Is there a way around the unique index? I want my query to continue to run even after it hits the duplicate key value. The information that is a duplicate, I do not want to insert. However, there could be data after the duplicate that is not a duplicate. The unique indexed column is WebQuoteNo
. I have previously pulled quotes from SalesOrderData and now I want to pull any NEW quotes and insert into OrderHeader. I tried the EXCEPT statement but got the same error. "Cannot insert duplicate key"
INSERT INTO OrderHeader (WebQuoteNo, Date, OrderType, ListTotal, DiscountTotal, WebEmail)
SELECT
WebQuoteNo, Date, OrderType, ListTotal, discount AS DiscountTotal, WebEmail
FROM
SalesOrderData
Here are the two tables. The Quotes from 7/26/2022 need to be add to the OrderHeader table.
This is what my table currently look like
CodePudding user response:
There are three things that can cause a unique constraint/index violation:
- You are trying to insert a single row where the values defined for the columns in the constraint are the same in a row that already exists in the target.
- You are trying to insert multiple rows that violate the constraint even though a row doesn't already exist in the target.
- Both.
Let's say you have a table like:
CREATE TABLE dbo.OrderHeader
(
WebQuoteNo varchar(32) NOT NULL UNIQUE,
Date date,
OrderType char(1),
ListTotal decimal(12,2),
Discount decimal(12,2)
);
The way you typically avoid 1. is:
INSERT dbo.OrderHeader
(
WebQuoteNo, Date, OrderType, ListTotal, Discount
)
SELECT
WebQuoteNo, Date, OrderType, ListTotal, Discount
FROM dbo.SalesOrderData AS s
WHERE NOT EXISTS
(
SELECT 1
FROM dbo.OrderHeader AS h WITH (UPDLOCK, SERIALIZABLE)
WHERE h.WebQuoteNo = s.WebQuoteNo
);
- Example db<>fiddle
If you also need to guard against 2., you need to figure out which duplicate you want to keep. You can use something like this:
;WITH src AS
(
SELECT WebQuoteNo, /* other columns, */
rn = ROW_NUMBER() OVER (PARTITION BY WebQuoteNo
ORDER BY <some other deterministic criteria, maybe DATE?>
FROM dbo.SalesOrderData AS s
WHERE NOT EXISTS
(
SELECT 1
FROM dbo.OrderHeader AS h WITH (UPDLOCK, SERIALIZABLE)

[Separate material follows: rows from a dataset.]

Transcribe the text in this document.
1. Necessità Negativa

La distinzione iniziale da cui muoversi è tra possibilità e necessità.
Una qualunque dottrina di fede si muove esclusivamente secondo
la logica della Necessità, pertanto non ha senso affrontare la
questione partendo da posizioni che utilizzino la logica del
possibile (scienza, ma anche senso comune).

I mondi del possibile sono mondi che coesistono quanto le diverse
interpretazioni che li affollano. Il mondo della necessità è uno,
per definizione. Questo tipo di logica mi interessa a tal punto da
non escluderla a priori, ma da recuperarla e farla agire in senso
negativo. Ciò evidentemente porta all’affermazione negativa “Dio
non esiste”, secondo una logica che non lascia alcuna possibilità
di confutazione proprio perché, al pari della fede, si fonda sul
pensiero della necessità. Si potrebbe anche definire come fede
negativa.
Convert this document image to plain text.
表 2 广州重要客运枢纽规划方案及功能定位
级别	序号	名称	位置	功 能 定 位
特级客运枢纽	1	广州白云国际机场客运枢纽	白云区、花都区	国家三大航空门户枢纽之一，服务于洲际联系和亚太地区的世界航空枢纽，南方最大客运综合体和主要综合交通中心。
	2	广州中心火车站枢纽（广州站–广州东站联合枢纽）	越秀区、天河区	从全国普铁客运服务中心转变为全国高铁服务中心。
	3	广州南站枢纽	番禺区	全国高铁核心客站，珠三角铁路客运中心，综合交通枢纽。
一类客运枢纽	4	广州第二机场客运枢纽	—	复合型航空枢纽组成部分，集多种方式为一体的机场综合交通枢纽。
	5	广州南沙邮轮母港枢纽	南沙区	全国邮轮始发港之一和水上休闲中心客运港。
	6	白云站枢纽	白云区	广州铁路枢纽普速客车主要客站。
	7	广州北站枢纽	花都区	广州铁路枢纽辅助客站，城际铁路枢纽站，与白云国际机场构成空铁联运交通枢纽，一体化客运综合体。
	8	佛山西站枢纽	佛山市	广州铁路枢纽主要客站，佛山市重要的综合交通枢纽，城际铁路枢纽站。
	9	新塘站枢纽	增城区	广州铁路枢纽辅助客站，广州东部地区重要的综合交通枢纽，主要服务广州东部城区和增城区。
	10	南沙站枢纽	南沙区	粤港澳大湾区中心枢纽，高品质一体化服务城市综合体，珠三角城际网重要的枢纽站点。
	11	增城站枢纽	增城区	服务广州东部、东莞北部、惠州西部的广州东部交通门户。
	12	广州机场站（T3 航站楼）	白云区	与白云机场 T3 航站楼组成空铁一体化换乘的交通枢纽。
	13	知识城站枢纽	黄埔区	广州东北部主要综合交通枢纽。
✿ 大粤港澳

WHERE h.WebQuoteNo = s.WebQuoteNo
)
-- and other criteria
)
INSERT dbo.OrderHeader(WebQuoteNo /* , other columns */)
SELECT WebQuoteNo /* , other columns */
FROM src
WHERE rn = 1;
Before you even think about using some suggestion that flings MERGE
over the wall as a solution to an INSERT
problem without also talking about concurrency and isolation, please read all of these posts and to understand the purpose of the locking hints applied here see this post about upserts.
CodePudding user response:
Assumption 1: You have a process that PULL sales data, and that data cause violation of PK for sales header record
Assumption 2: Sales data most commonly put a record per item, since when you get a batch of records, those may contain duplicate of header
Assumption 3: Sales often do corrections and may send same record with new price (total) again. And again try to break constraint.
Assumption 4: Since you pulling batches this is nightly process and most likely during run users are not using system
Option 1: Will fix Assumption 2, use DISTINCT for inserted rows.
SELECT DISTINCT * FROM (SELECT
WebQuoteNo, Date, OrderType, ListTotal, discount AS DiscountTotal, WebEmail
FROM
SalesOrderData ) as a
Option 2: If you suffer from sales data update Assumption 3, you most likely can use MERGE, if Assumption 4 is correct.
The short how to is here.
MERGE has following caveats that you should fully accept before trying:
Most likely you will need to fully lock table during update process, so if it is impacting users and that is unacceptable "MERGE" is not your option.
If you cannot fully lock table you will need to follow suggestion from Aaron Bertrand here https://sqlblog.org/merge and be super cautios.
In General MERGE work well for nightly process, during non-business hours.